Error using checkArgsForHandleToPrint
Handle input argument contains nonhandle values.

Error in checkArgsForHandleToPrint

Error in print>LocalCreatePrintJob (line 97)
handles = checkArgsForHandleToPrint(0, varargin{:});

Error in print (line 38)
[pj, inputargs] = LocalCreatePrintJob(varargin{:});

Error in dyn_saveas (line 42)
print(h,’-depsc2’,[fname,’.eps’])

Error in plot_priors (line 73)
dyn_saveas(hplt,[M_.fname 'Priors’ int2str(plt)],options.nodisplay,options_.graph_format);

Error in dynare_estimation_init (line 323)
plot_priors(bayestopt_,M_,estim_params_,options_)

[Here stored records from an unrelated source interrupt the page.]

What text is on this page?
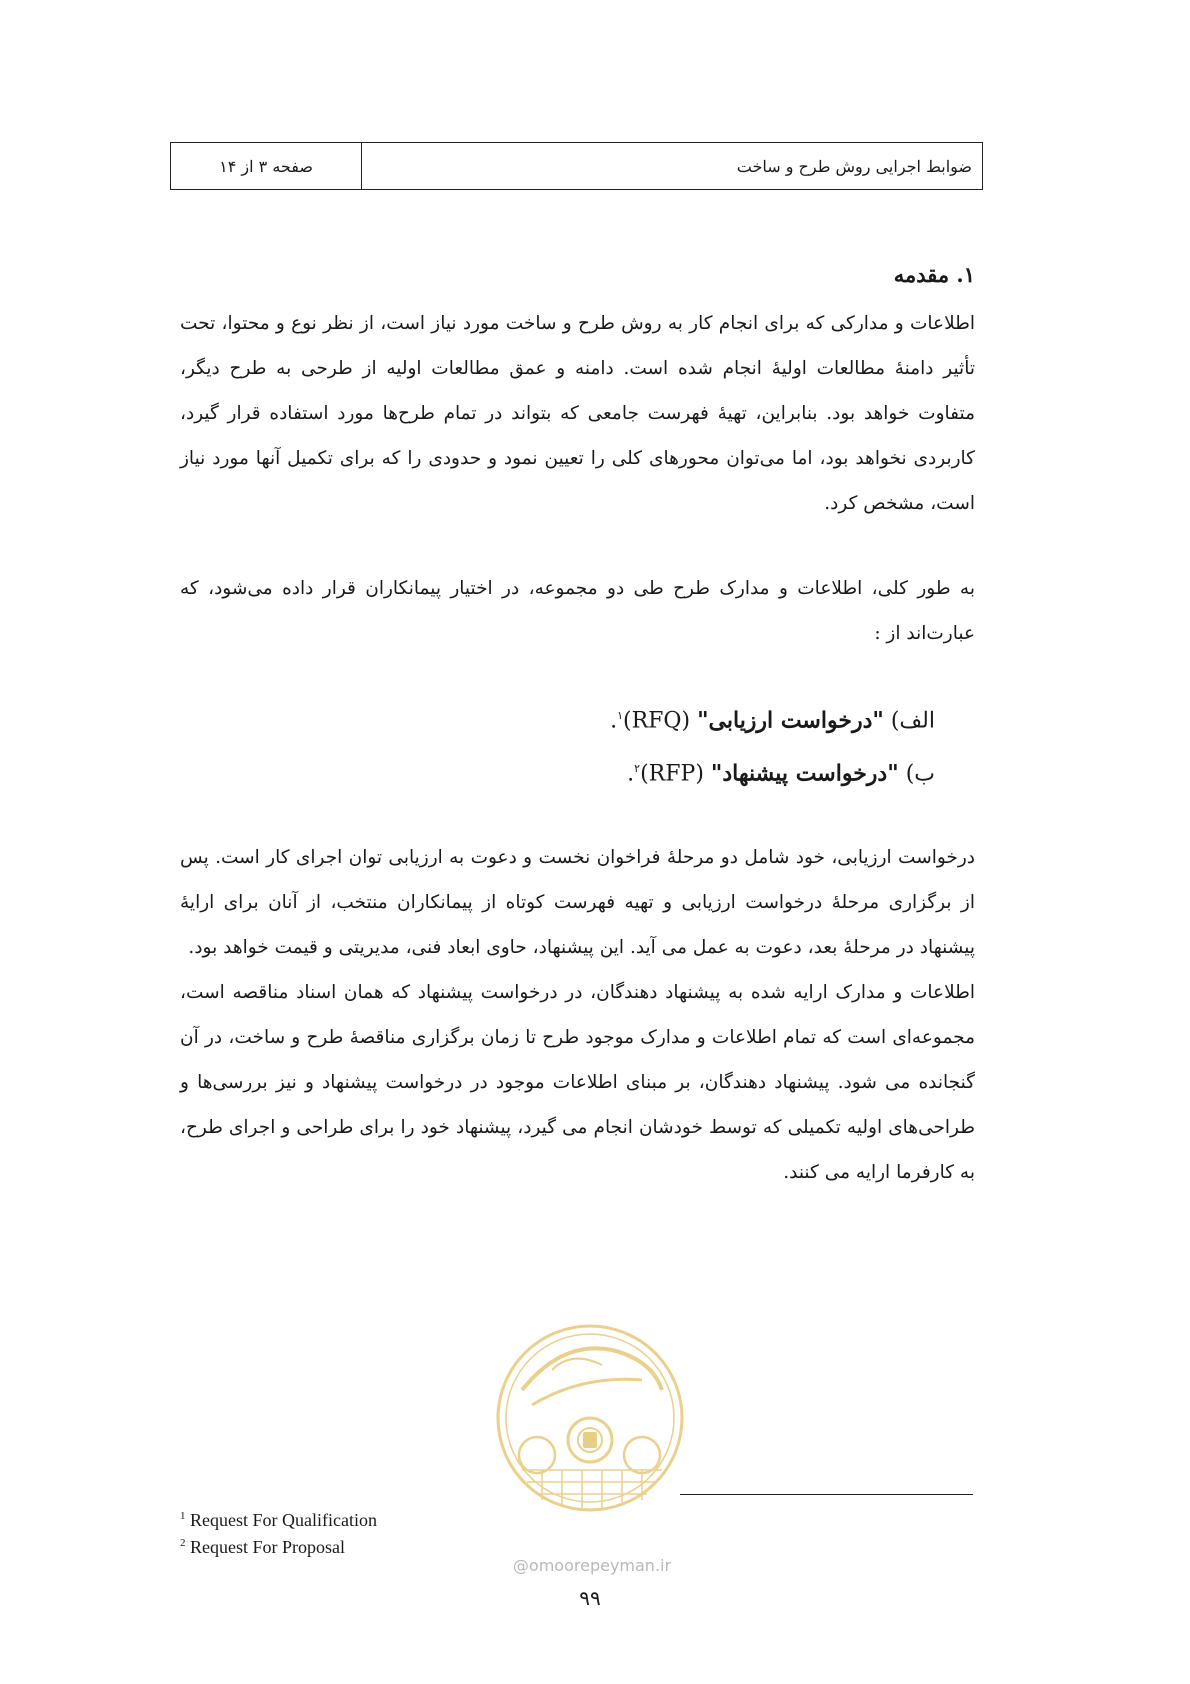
ضوابط اجرایی روش طرح و ساخت
صفحه ۳ از ۱۴
۱. مقدمه

اطلاعات و مدارکی که برای انجام کار به روش طرح و ساخت مورد نیاز است، از نظر نوع و محتوا، تحت تأثیر دامنهٔ مطالعات اولیهٔ انجام شده است. دامنه و عمق مطالعات اولیه از طرحی به طرح دیگر، متفاوت خواهد بود. بنابراین، تهیهٔ فهرست جامعی که بتواند در تمام طرح‌ها مورد استفاده قرار گیرد، کاربردی نخواهد بود، اما می‌توان محورهای کلی را تعیین نمود و حدودی را که برای تکمیل آنها مورد نیاز است، مشخص کرد.

به طور کلی، اطلاعات و مدارک طرح طی دو مجموعه، در اختیار پیمانکاران قرار داده می‌شود، که عبارت‌اند از :

الف) "درخواست ارزیابی" (RFQ)$^۱$.
ب) "درخواست پیشنهاد" (RFP)$^۲$.

درخواست ارزیابی، خود شامل دو مرحلهٔ فراخوان نخست و دعوت به ارزیابی توان اجرای کار است. پس از برگزاری مرحلهٔ درخواست ارزیابی و تهیه فهرست کوتاه از پیمانکاران منتخب، از آنان برای ارایهٔ پیشنهاد در مرحلهٔ بعد، دعوت به عمل می آید. این پیشنهاد، حاوی ابعاد فنی، مدیریتی و قیمت خواهد بود.

اطلاعات و مدارک ارایه شده به پیشنهاد دهندگان، در درخواست پیشنهاد که همان اسناد مناقصه است، مجموعه‌ای است که تمام اطلاعات و مدارک موجود طرح تا زمان برگزاری مناقصهٔ طرح و ساخت، در آن گنجانده می شود. پیشنهاد دهندگان، بر مبنای اطلاعات موجود در درخواست پیشنهاد و نیز بررسی‌ها و طراحی‌های اولیه تکمیلی که توسط خودشان انجام می گیرد، پیشنهاد خود را برای طراحی و اجرای طرح، به کارفرما ارایه می کنند.

$^1$ Request For Qualification
$^2$ Request For Proposal
@omoorepeyman.ir
۹۹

Error in dynare_estimation_1 (line 116)
dynare_estimation_init(var_list_, dname, [], M_, options_, oo_, estim_params_, bayestopt_);

Error in dynare_estimation (line 105)
dynare_estimation_1(var_list,dname);

Error in Med902e (line 343)
oo_recursive_=dynare_estimation(var_list_);

Error in dynare (line 223)
evalin(‘base’,fname) ;

Does your model work with just 1 observable?

HI Professor,
Following your hint, I tried to perform the estimation using only GDP (y) as observable. I observed that it works somewhat. But it could not show the posterior distribution graph because of some error message. I got an output from the estimate which I retrieved in a file to share it with you. I think this might provide more insight on the challenge I am facing.output1.zip (2.6 KB)
The prior graph are plotted but nothing appears on the screen regarding the posterior distribution.
Thanks

There is still something wrong.

Initial value of the log posterior (or likelihood): -99440891490.6431

indicates that there is a problem for the initial parameter values. The big number is due to an error code. Are you using Dynare 4.5?